CHARLOTTE, N.C. — Democrats here clearly think they have a political winner in President Obama’s decision to bail out the American auto industry, but numbers on the bailout’s cost released this week suggest that the move could pose some political potholes for both presidential campaigns this fall.
“General Motors is alive and bin Laden is dead” is Vice President Joseph R. Biden’s summary of the Obama administration’s first-term record, and convention organizers set aside podium time on the final night of the convention Thursday for former Michigan Gov. Jennifer M. Granholm to address the $85 billion taxpayer rescue of General Motors Co., Chrysler LLC and their financing arms.
An animated Ms. Granholm, bringing the crowd to its feet with an electric, energetic speech, hailed Mr. Obama as “the cavalry” for the beleaguered automakers when nobody — “not the banks, not the private investors and not Bain Capital” — would step up.
“He organized a rescue, made the tough call and saved the American auto industry,” she told delegates, without noting that the first bailout checks were written during the George W. Bush administration. “Mitt Romney saw the same crisis and you know what he said: ’Let Detroit go bankrupt.’”
Perhaps even more critical than Ms. Granholm’s home state is the auto bailout’s impact in the swing state of Ohio, where Mr. Obama’s campaign has begun running ads touting his decision in 2009 and slamming his Republican rival’s opposition at the time to the government-managed bailout.
“Ohio auto workers are leading the recovery, with autos supporting 1 out of every 8 Ohio jobs and workers in 80 counties. That’s why President Obama stepped up, rescued the jobs, saved the industry,” the Obama ad says, before asking: “What would Mitt Romney have done?”
But an analysis by the independent fact-checking group ProPublica found that for all the touted success, the auto bailouts are on track to be the most costly move for the federal Treasury from the $700 billion Troubled Asset Relief Program, with losses far exceeding the costs of bailing out Wall Street’s banks and investment firms.
Despite record profits at GM in recent quarters, its share price of $22.45 still is about $30 less than the break-even price that the federal government needs to unload its remaining 26 percent share of the company without a loss. GM has paid back $22.8 billion of the $50.7 billion in TARP money it received under Mr. Bush and Mr. Obama, while GMAC (rechristened Ally Financial), the Detroit automaker’s financing arm, still owes almost $14 billion of the $16.2 billion it received from taxpayers.
Daniel Howes, a columnist for the Detroit News, wrote Thursday that some of the less-attractive parts of the bailout are being glossed over in the story Mr.

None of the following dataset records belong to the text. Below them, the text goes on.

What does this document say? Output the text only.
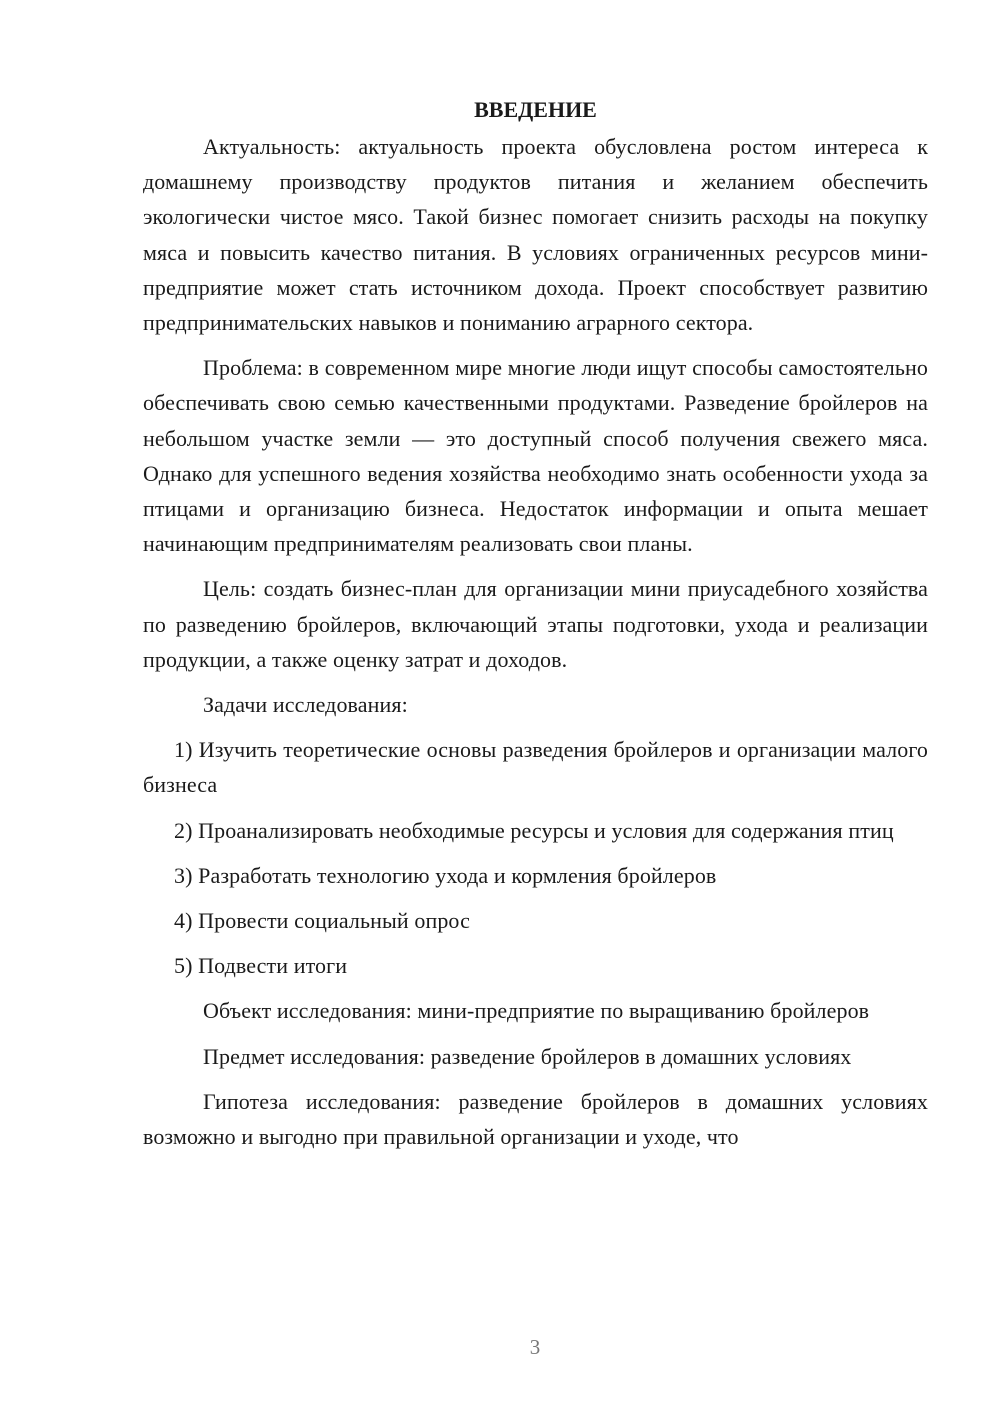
ВВЕДЕНИЕ

Актуальность: актуальность проекта обусловлена ростом интереса к домашнему производству продуктов питания и желанием обеспечить экологически чистое мясо. Такой бизнес помогает снизить расходы на покупку мяса и повысить качество питания. В условиях ограниченных ресурсов мини-предприятие может стать источником дохода. Проект способствует развитию предпринимательских навыков и пониманию аграрного сектора.

Проблема: в современном мире многие люди ищут способы самостоятельно обеспечивать свою семью качественными продуктами. Разведение бройлеров на небольшом участке земли — это доступный способ получения свежего мяса. Однако для успешного ведения хозяйства необходимо знать особенности ухода за птицами и организацию бизнеса. Недостаток информации и опыта мешает начинающим предпринимателям реализовать свои планы.

Цель: создать бизнес-план для организации мини приусадебного хозяйства по разведению бройлеров, включающий этапы подготовки, ухода и реализации продукции, а также оценку затрат и доходов.

Задачи исследования:

1) Изучить теоретические основы разведения бройлеров и организации малого бизнеса

2) Проанализировать необходимые ресурсы и условия для содержания птиц

3) Разработать технологию ухода и кормления бройлеров

4) Провести социальный опрос

5) Подвести итоги

Объект исследования: мини-предприятие по выращиванию бройлеров

Предмет исследования: разведение бройлеров в домашних условиях

Гипотеза исследования: разведение бройлеров в домашних условиях возможно и выгодно при правильной организации и уходе, что

3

Obama and his aides are telling, including the underwater stock price, strong-arm tactics that protected union investments at the expense of bondholders and pensioners, and the breaking of long-standing franchise agreements of thousands of independent dealers as a way to slash distribution costs.
“The bottom line,” he wrote: “The president’s call to rescue Detroit from itself — a call his predecessor George W. Bush made first and said he would do again — succeeded more than his Republican rival, Gov. Mitt Romney, and his proxies may be willing to admit. But it wasn’t always pretty, and that success came at a price, roughly $85 billion, that some continue to argue was not worth paying.”